“WOULD you like to become chief minister of Kashmir again?” Sheikh Mohammed Abdullah was asked in 1968, shortly after his release from internment, by a correspondent of the Shabistan Urdu Digest.
His answer was explicit “No, because only that person who enjoys the confidence of the government of India can be the chief minister of Kashmir.” B.K. Nehru, governor of Kashmir, confirms this in his memoirs Nice Guys Finish Second: “from 1953 to 1975 chief ministers of that state had been nominees of Delhi” appointed through “rigged elections”.
Abdullah drew power from the people; not New Delhi. After the abject pact of 1975 he revived the National Conference. After his death his son Farooq reduced it to a tool of the centre. What Kashmir needs is a leader who can speak up to New Delhi for his people.
There is a big divide still between those who regard Sheikh Abdullah’s dismissal from office and his imprisonment by Nehru in 1953 as a crime and those who reproach him for not toeing the centre’s line.
Mufti Mohammed Sayeed, the protégé, shares the ideology of the conspirators of 1953 — Bakshi, Sadiq and Mir Qasim.
Any time now bar a hitch, he will be sworn in as chief minister of Jammu & Kashmir as nominal head of a coalition with the BJP which is opposed fundamentally and radically to everything which Mufti and his Peoples Democratic Party professed to stand for.
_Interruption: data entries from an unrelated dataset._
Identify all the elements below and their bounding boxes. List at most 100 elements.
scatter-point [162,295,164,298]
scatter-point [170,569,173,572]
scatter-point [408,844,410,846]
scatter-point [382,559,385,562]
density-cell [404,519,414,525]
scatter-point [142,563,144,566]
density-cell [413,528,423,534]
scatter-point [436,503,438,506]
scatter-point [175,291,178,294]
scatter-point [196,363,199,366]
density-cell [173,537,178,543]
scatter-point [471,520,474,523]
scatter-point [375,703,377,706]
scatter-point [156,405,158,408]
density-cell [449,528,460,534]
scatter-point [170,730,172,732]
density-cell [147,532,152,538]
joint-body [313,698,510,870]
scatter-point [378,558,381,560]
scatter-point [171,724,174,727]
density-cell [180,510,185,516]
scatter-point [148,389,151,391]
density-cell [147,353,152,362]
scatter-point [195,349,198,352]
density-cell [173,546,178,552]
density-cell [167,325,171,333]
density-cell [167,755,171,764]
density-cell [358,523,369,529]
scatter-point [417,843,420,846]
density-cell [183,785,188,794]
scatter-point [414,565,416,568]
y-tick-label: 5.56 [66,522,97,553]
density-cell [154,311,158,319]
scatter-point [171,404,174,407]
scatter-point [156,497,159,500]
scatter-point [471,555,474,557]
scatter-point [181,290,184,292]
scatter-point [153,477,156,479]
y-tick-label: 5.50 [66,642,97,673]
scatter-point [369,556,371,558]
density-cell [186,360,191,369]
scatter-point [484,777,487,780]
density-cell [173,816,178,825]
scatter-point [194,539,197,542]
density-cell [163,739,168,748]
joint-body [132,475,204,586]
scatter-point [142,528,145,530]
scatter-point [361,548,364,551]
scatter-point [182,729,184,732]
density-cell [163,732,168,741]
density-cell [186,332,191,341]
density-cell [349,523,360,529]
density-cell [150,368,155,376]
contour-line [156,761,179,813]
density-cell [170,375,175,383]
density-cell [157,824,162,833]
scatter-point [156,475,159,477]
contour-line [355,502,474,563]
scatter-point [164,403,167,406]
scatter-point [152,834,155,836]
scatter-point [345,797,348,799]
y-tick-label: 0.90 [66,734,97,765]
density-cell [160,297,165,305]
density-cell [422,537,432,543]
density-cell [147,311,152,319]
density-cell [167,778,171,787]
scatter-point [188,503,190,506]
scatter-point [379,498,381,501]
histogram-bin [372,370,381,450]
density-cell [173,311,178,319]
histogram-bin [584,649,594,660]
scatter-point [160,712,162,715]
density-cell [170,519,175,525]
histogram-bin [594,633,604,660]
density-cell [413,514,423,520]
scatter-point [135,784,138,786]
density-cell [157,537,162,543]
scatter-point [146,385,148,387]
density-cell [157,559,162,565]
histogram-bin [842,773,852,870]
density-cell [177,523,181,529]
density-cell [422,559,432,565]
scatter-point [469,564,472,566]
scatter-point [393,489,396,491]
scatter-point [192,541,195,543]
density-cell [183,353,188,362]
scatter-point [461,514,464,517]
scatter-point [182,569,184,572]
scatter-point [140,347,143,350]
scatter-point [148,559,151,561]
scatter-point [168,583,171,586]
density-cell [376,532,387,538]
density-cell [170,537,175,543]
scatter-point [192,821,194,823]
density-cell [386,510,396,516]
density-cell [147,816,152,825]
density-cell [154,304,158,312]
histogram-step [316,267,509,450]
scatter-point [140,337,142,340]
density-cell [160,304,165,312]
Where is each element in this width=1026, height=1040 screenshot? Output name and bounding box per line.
During the election campaign both parties had attacked each other. Modi wooed Jammu with brazenly communal appeals.
The Indian prime minister wooed Jammu with brazenly communal appeals.
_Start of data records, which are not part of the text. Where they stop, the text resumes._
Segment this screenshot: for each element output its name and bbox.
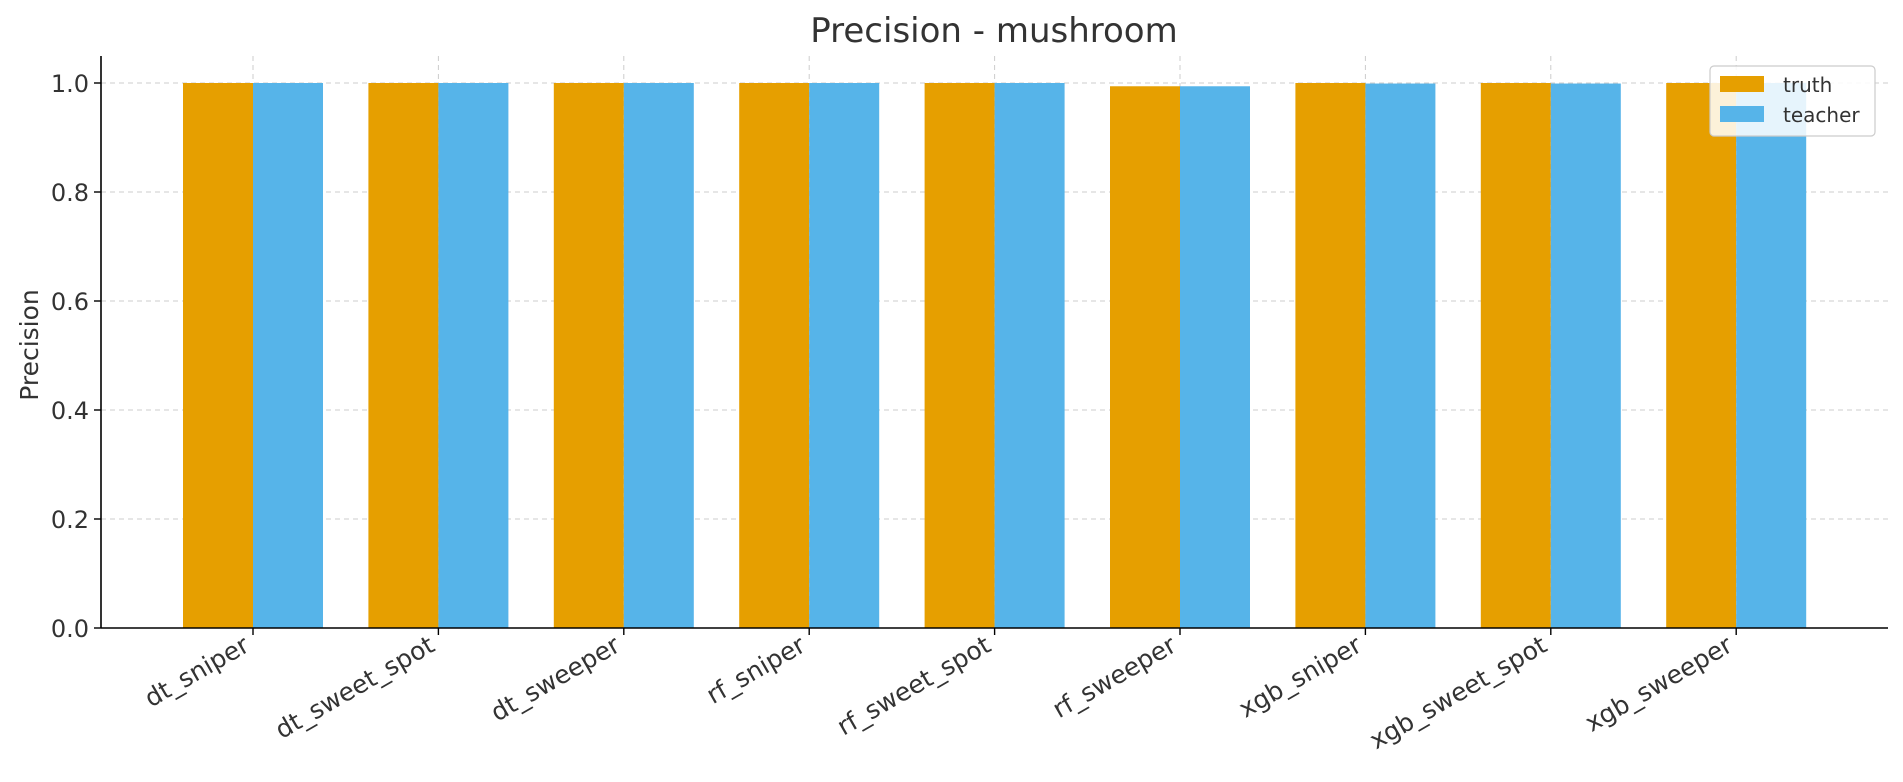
axes [94,56,1888,635]
legend-label-teacher: teacher [1783,103,1860,127]
x-tick-label: dt_sweeper [486,630,626,727]
bar-truth-rf_sniper [739,83,810,628]
y-tick-label: 0.8 [51,179,89,207]
bar-truth-xgb_sweeper [1666,83,1737,628]
chart-title: Precision - mushroom [810,11,1177,51]
bar-truth-dt_sweeper [553,83,624,628]
bar-teacher-xgb_sweeper [1736,83,1807,628]
x-tick-label: rf_sweeper [1048,630,1182,724]
legend-swatch-teacher [1720,106,1764,122]
x-tick-label: xgb_sweet_spot [1364,630,1551,755]
bar-truth-xgb_sweet_spot [1480,83,1551,628]
legend: truth teacher [1709,65,1876,137]
x-tick-label: xgb_sweeper [1580,630,1738,738]
y-tick-label: 0.0 [51,615,89,643]
bar-teacher-rf_sweet_spot [994,83,1065,628]
y-tick-label: 1.0 [51,70,89,98]
bar-teacher-dt_sweet_spot [438,83,509,628]
bar-teacher-rf_sweeper [1180,86,1250,628]
bar-teacher-xgb_sniper [1365,83,1436,629]
bar-teacher-dt_sniper [253,83,323,628]
x-tick-label: dt_sweet_spot [270,630,439,745]
bar-teacher-rf_sniper [809,83,880,628]
y-axis-label: Precision [15,289,44,401]
bar-truth-rf_sweeper [1110,86,1180,628]
y-tick-label: 0.2 [51,506,89,534]
x-tick-label: rf_sweet_spot [832,630,996,741]
legend-label-truth: truth [1783,73,1832,97]
x-tick-label: dt_sniper [139,630,254,713]
bar-truth-dt_sniper [183,83,253,628]
x-tick-label: rf_sniper [701,630,810,710]
legend-swatch-truth [1720,76,1764,92]
y-tick-label: 0.6 [51,288,89,316]
bars [183,83,1807,629]
bar-teacher-xgb_sweet_spot [1550,83,1621,629]
bar-truth-xgb_sniper [1295,83,1366,628]
bar-truth-rf_sweet_spot [924,83,995,628]
bar-teacher-dt_sweeper [623,83,694,628]
bar-truth-dt_sweet_spot [368,83,439,628]
y-tick-label: 0.4 [51,397,89,425]
x-tick-label: xgb_sniper [1234,630,1367,724]
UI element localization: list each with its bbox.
For the first time ever, the BJP will be in power in Kashmir. Mufti will be in office — not in power which will reside in New Delhi to be exercised through its men in government.
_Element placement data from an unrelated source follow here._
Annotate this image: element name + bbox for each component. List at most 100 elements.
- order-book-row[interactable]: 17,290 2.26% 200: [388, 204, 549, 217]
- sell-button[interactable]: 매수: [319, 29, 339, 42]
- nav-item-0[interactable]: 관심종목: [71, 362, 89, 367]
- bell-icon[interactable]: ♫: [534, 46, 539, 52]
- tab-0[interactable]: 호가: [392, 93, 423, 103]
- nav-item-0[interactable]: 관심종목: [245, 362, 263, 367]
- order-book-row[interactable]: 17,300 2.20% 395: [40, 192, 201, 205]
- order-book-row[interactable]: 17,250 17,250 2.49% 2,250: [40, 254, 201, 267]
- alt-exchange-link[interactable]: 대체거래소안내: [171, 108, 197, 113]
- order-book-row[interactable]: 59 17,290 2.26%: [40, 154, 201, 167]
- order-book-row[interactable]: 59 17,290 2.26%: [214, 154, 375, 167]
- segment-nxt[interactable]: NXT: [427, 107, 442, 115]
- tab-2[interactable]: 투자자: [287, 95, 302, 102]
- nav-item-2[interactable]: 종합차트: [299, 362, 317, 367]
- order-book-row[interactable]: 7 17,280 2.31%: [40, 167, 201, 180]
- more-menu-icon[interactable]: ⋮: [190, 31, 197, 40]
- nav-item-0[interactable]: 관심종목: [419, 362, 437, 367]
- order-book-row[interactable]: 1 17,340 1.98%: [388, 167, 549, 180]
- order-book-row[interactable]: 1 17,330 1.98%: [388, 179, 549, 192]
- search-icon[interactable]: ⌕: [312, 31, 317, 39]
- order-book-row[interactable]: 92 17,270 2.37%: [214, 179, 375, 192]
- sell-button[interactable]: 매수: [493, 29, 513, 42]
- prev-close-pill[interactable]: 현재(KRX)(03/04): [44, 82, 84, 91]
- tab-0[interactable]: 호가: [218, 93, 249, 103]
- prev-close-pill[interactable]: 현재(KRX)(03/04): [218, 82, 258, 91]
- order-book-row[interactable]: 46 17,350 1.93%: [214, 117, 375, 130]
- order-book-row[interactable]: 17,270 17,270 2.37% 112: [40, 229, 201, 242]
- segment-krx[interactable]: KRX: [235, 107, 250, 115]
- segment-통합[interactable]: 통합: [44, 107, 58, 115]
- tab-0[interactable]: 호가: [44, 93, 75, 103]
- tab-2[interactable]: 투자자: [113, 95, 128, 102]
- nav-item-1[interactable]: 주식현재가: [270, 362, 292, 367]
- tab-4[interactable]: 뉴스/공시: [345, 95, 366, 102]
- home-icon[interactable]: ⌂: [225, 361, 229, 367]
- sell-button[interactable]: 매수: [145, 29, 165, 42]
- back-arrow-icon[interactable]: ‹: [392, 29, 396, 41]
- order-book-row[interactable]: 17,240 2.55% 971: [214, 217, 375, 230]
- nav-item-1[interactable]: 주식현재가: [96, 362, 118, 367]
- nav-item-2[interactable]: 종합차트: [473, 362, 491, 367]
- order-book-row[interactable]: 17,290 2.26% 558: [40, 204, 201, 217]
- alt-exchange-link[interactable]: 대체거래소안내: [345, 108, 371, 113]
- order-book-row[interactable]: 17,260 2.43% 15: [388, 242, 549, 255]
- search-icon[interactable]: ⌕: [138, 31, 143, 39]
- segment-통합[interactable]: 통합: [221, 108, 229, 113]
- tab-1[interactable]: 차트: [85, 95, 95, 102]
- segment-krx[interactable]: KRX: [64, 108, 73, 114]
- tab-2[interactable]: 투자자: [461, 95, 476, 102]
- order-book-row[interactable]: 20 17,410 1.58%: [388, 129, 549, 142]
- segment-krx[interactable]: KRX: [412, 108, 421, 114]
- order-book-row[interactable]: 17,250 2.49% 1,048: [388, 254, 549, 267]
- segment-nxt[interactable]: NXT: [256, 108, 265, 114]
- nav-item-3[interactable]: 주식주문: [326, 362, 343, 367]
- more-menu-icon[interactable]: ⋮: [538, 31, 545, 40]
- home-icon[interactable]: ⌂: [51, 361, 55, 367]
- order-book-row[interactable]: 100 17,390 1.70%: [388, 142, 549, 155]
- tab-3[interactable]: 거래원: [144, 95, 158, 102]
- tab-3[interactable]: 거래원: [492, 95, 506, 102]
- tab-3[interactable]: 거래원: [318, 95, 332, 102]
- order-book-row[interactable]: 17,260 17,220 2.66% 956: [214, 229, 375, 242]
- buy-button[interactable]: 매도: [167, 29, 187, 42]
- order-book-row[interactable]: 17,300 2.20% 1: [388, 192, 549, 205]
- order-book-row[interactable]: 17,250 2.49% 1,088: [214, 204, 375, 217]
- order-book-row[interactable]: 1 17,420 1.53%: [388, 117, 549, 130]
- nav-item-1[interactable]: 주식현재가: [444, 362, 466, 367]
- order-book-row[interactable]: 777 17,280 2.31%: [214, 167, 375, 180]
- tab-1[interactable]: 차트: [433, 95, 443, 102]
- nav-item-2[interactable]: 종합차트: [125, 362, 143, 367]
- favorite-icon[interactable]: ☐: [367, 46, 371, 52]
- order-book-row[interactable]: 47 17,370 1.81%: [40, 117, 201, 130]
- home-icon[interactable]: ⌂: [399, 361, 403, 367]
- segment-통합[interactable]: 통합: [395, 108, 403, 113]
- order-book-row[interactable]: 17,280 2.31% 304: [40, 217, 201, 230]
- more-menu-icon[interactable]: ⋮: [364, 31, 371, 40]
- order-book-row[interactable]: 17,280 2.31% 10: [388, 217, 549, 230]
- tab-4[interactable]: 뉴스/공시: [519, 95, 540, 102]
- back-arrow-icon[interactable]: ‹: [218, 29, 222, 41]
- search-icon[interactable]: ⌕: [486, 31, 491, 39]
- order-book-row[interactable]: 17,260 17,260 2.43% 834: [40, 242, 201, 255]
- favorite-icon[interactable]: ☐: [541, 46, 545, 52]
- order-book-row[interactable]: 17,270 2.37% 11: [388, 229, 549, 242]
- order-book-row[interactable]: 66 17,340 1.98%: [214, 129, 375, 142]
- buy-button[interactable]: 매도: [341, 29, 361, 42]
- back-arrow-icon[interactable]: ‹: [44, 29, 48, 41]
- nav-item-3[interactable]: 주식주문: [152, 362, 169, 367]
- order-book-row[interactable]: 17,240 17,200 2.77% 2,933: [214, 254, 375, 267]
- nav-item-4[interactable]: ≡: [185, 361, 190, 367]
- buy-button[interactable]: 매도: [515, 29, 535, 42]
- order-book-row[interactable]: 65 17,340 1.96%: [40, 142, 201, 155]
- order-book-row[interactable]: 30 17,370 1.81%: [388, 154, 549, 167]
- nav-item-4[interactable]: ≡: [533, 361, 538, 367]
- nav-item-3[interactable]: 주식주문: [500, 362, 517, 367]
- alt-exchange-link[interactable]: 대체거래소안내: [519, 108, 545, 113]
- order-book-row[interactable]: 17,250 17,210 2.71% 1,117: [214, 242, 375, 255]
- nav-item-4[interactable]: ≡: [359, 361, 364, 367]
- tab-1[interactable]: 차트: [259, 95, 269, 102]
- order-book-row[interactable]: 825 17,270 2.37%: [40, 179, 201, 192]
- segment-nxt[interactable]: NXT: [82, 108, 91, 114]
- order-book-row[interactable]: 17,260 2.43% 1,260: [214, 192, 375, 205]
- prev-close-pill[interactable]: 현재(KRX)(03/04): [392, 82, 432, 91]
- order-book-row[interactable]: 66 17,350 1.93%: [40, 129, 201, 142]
All this to satisfy Mufti’s long-festering lust for power; just one last taste of the heady brew for the 79-year-old.
It is important to view this from three distinct perspectives — the nature of the PDP-BJP deal and its implications; the structure of Kashmir’s politics, and the impact of both on a solution to the Kashmir dispute among all the parties involved — India, Pakistan and the people of Kashmir.
The BJP aspired to rule over Kashmir with a majority in its own right. That was ‘Mission 44 Plus’. It was this threat which drove the Muslims in the Valley to vote in large numbers. The result was that none of its candidates was elected.
In Jammu the BJP swept the NC and the PDP away. It failed in Ladakh completely. In an Assembly of 87 the PDP won 28 seats; BJP 26, the NC 15, the Congress 12 plus six independents.
If the PDP was true to its mandate it would have accepted the professed support of the Congress and three independents making a total of 43.
Three facts emerge from the recent pronouncements by the BJP’s President Amit Shah (and its general secretary, seconded to the BJP by the Rashtriya Swayamsevak Sangh, Ram Madhav (that (a) the initiative for a coalition came from the PDP, (b) Omar Abdullah was as keen on a pact with the BJP, and (c) the BJP, wooed by both, was determined to be in power; not in the opposition.
The results of the polls were declared on Dec 23. On Dec 31 Mehbooba Mufti told Governor N.N. Vohra and declared publicly: “The PDP has the support of more than 55 MLAs which is more than enough to form the government.”
Thus by Dec 31 the deal was a fait accompli. But public opinion and the PDP’s cadre had to be placated by a daily retail of assurances of fidelity to the faith; elections to the Delhi Assembly on Feb 7 had to be tided over; the BJP’s cadre had to be placated. Feb 9 was the death anniversary of Afzal Guru’s hanging in 2013 and Feb 11 of Maqbool Bhat’s hanging in 1984.
Lastly, a fig leaf had to be devised, in the form of a minimum common programme, to cover up admittedly irreconcilable differences.
The compromise will secure BJP entry into the Valley, will have nothing for Kashmiris but the loaves and fishes of office to a man with a past as the Congress’ man in Kashmir
This brings us to the last point the impact of such politics on the Kashmir dispute. It cannot help one bit in the peace process. Significantly, of late Mufti has discovered the need for renewing the peace process between Pakistan and India which makes one suspect that Modi will renew it, and Mufti will claim that as his achievement.
It is woefully clear that unless the Kashmir dispute is solved its politics will remain hostage to the sordid flaws of New Delhi and the agents it chooses at any given moment in Srinagar.
The writer is an author and a lawyer based in Mumbai.